[Date Prev][Date Next][Thread Prev][Thread Next][Date Index][Thread Index]

Re: long-char, kanji

>From ccut!Shasta!@SU-AI.ARPA:nuyens.pa%Xerox.COM@u-tokyo.junet Wed Jun  4 11:49:48 1986
>Date: 3 Jun 86 15:22 PDT
>Subject: re: long-char, kanji
>To: common-lisp@su-ai.ARPA
>  ...
>Strings are represented as homogeneous simple vectors of thin (8 bit) or
>fat (16 bit) characters.  Ignoring storage taken to represent them, the
>difference between fat characters and thin characters is transparent to
>the user.  In particular, since we allow fat characters in symbol print
>names, we use an equivalent of Ida's string-normalize function to
>guarantee unique representation for hashing.  
This is the most important decision point, I think.
I agree to do.
With Moon's idea, the relation of thin- and fat- is like a relation of fixnum
and bignum.
This means the characters in fat-char and in thin-char 
are completely independent.
But, any character set may contain the characters which have same appearance
with standard-char.
Such as the space code, alphabetic characters, and terminating-macro characters.
Actually JIS 6226 has an another code for the standard-char.
I think, other foreign character set may have characters which have same visual
figure as standard-char.
With Moon's idea of ASSURE-FAT-STRING, once there is a fat-char in a string, 
it can not be reduced
to thin-string, even if the modification made it to the string with the characters
which can be representable in thin-code only.

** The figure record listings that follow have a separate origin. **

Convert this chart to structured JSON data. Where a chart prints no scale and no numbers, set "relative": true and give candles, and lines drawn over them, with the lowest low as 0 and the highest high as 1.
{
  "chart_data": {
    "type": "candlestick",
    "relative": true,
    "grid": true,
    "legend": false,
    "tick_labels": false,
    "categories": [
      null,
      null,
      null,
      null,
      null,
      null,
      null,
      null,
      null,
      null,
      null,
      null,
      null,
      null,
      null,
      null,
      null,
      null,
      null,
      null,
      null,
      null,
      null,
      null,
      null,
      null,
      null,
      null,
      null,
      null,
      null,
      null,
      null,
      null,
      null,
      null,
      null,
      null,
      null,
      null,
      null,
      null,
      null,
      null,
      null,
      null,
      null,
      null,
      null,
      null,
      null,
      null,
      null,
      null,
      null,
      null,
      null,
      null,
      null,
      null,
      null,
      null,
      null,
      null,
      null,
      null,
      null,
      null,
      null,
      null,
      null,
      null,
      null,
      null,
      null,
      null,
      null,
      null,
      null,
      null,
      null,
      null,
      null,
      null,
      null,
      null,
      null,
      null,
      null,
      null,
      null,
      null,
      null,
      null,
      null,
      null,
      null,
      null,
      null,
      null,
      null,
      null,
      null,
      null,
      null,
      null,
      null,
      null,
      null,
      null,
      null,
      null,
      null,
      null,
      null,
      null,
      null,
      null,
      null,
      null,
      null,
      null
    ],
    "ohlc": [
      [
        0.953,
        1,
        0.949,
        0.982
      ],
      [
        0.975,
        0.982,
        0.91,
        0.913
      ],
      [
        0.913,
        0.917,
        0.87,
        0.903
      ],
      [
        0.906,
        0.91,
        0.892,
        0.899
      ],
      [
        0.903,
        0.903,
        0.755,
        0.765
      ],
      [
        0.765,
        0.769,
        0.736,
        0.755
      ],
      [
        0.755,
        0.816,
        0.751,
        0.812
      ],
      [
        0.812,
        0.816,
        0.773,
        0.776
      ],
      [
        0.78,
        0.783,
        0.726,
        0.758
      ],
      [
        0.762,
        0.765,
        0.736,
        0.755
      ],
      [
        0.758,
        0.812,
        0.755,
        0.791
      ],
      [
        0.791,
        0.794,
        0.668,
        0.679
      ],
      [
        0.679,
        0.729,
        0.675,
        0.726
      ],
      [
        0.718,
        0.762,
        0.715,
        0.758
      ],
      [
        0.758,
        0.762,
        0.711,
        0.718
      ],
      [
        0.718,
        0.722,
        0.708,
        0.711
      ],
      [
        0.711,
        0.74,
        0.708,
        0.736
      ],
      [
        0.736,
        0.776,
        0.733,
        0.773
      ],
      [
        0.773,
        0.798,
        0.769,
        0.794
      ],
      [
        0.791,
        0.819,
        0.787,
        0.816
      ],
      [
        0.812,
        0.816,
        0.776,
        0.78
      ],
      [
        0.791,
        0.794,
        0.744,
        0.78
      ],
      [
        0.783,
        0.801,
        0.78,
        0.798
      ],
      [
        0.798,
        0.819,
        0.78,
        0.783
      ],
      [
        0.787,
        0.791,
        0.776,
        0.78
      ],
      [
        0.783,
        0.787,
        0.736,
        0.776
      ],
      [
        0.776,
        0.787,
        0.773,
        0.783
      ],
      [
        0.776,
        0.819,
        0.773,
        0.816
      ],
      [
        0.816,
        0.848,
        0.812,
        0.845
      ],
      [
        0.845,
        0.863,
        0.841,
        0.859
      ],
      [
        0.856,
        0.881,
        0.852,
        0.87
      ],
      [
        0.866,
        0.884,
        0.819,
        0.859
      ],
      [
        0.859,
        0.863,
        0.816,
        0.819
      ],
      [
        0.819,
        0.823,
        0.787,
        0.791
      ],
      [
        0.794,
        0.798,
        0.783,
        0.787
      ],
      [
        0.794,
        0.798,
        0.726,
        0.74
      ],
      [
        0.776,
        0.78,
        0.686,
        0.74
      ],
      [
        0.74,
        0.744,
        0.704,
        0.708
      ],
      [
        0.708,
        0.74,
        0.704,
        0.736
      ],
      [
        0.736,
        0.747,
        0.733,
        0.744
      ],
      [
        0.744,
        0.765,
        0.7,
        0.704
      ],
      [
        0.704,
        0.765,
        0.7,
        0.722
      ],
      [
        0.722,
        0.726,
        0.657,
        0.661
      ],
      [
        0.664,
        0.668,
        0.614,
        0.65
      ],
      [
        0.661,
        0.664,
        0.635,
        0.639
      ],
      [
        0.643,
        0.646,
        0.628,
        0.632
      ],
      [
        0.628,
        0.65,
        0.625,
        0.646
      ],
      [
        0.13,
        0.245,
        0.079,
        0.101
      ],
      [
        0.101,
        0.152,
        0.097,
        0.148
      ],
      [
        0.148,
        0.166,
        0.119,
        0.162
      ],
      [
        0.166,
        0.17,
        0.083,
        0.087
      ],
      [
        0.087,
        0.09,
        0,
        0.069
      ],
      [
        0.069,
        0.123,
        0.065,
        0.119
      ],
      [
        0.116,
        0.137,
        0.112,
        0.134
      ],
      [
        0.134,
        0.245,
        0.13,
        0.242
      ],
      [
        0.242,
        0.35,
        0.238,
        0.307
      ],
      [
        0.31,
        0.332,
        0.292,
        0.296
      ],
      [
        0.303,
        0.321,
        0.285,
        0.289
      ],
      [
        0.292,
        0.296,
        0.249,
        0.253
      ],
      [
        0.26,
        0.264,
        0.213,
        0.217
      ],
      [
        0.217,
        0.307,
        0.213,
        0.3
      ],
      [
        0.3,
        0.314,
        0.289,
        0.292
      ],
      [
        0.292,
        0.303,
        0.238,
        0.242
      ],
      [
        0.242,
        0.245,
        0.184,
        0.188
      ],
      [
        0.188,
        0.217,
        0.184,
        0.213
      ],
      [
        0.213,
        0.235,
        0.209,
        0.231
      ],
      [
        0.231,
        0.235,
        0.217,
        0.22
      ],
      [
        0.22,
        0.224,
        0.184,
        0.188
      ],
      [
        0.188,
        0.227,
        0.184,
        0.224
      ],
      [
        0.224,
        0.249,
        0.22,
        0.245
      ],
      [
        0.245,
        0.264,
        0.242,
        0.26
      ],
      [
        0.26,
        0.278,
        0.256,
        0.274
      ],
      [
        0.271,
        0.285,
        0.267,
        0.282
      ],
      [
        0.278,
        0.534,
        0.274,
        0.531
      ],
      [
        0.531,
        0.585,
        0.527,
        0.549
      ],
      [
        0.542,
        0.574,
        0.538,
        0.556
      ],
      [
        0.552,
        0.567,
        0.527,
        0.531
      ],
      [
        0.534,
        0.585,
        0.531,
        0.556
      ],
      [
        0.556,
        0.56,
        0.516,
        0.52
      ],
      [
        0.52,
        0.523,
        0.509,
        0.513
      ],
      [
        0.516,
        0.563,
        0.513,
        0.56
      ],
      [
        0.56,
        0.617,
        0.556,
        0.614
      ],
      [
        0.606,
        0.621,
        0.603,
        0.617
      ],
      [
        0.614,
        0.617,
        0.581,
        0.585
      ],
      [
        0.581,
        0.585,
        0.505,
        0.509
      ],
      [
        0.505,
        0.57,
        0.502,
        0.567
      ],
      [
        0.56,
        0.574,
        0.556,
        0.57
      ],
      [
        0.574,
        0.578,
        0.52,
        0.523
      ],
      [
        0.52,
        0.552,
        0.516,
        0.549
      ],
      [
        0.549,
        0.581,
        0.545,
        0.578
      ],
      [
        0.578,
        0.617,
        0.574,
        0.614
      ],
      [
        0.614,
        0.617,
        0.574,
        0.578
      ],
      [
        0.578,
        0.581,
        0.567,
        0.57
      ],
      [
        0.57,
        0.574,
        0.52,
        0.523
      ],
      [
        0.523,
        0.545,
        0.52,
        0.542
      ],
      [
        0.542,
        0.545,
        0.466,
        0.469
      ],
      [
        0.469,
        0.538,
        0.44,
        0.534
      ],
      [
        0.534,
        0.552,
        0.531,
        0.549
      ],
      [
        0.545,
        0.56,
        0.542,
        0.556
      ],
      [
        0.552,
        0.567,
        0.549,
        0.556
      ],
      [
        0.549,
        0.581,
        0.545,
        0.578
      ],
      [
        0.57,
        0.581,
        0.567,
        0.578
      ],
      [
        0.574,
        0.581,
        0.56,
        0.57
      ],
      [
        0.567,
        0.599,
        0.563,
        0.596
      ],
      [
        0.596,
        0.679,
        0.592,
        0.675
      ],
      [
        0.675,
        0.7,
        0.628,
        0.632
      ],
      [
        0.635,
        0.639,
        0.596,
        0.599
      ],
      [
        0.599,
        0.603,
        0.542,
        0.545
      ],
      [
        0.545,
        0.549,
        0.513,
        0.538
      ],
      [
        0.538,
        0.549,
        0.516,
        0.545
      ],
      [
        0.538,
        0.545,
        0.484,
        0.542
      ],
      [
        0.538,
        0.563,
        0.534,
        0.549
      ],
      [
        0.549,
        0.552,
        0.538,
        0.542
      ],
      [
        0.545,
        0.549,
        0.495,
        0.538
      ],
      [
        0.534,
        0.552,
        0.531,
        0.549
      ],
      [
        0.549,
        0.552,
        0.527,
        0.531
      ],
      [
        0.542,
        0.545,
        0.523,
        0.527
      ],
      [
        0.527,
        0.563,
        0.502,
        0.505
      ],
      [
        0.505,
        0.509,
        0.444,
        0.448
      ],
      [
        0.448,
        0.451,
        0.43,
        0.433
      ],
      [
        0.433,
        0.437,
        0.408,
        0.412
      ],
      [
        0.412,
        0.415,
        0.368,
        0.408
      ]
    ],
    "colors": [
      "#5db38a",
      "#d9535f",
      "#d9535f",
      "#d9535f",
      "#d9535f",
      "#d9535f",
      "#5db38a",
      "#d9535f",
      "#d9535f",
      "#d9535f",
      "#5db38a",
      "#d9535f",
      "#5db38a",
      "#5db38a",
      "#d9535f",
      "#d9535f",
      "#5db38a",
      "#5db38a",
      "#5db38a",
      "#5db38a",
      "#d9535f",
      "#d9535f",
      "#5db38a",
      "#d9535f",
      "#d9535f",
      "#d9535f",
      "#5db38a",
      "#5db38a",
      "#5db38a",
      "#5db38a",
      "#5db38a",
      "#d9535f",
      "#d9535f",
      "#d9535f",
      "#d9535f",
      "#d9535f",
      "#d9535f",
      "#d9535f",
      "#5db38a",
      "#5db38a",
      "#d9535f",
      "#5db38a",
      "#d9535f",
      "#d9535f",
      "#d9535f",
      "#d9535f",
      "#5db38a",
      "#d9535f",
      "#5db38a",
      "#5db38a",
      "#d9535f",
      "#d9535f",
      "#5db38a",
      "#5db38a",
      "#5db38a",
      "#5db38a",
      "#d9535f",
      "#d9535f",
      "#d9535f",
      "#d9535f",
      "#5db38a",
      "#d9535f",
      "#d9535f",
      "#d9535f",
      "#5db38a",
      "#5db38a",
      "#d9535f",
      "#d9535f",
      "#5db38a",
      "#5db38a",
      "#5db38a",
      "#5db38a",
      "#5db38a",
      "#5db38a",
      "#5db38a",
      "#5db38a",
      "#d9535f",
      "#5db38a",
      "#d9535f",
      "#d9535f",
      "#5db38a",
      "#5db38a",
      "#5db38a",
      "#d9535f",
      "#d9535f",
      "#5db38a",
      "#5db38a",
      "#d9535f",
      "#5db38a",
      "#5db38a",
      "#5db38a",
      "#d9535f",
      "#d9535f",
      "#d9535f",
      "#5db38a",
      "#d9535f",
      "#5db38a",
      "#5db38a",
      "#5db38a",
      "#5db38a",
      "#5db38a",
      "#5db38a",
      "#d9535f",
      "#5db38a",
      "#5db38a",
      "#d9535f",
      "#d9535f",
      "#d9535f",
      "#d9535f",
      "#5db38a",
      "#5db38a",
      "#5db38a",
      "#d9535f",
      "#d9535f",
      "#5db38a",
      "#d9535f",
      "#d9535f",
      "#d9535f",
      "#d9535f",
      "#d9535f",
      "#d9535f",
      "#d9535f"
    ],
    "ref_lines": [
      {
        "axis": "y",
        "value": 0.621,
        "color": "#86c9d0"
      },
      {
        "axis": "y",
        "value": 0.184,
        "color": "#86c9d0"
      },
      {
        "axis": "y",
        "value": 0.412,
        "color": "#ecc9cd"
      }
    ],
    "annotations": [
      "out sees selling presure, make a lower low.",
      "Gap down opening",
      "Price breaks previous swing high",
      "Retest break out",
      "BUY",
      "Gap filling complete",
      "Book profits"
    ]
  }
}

>NS includes all "JIS C 6226" graphic characters including the 6300 most
>common Japanese kanji.  There are also Hiragana and Katakana character
>codes specified.  (While there is substantial overlap with the Japanese
>kanji, Chinese characters are semantically separate and their character
>code assignments have not yet been published.)
The reason why I stick to kanji issue is not only I am a japanese, but I feel
it is the test case to cope with multi-byte characters and as a Common Lisper,
I feel a need to polish up the character data type.

>type hierarchy:
>Since we have char-bits-limit = char-font-limit = 1, STANDARD-CHAR is
>the same as STRING-CHAR.  I agree with Moon that STRING should be
>(VECTOR CHARACTER) and provide specialisations (even though this is a
>change from the status quo).  In our applications, we do as Fahlman
>suggests and use external data-structures to represent the sort of
>information encoded in "styles".  (It is hard to standardize which
>attributes should be made part of style (some people claim "case" should
>be a style bit!)).  

I like "style" idea also.
I don't want to use font.

>number of character codes required:
>At first glance it seems hard to imagine exceeding 16 bits.  Note
>however that the 7200 characters in NS don't include Chinese, Korean,
>Farsi,  Hindi, etc.  How many times have you been *sure* that the FOO
>field wouldn't be required to be larger than 16 bits?
As far as the japanese character set concerned, 16 bits for char-code is enough.
But, as an international standard, I feel the room for more bits is needed.

>Greg Nuyens
>Text, Graphics and Printing,
>Xerox AI Systems

Masayuki Ida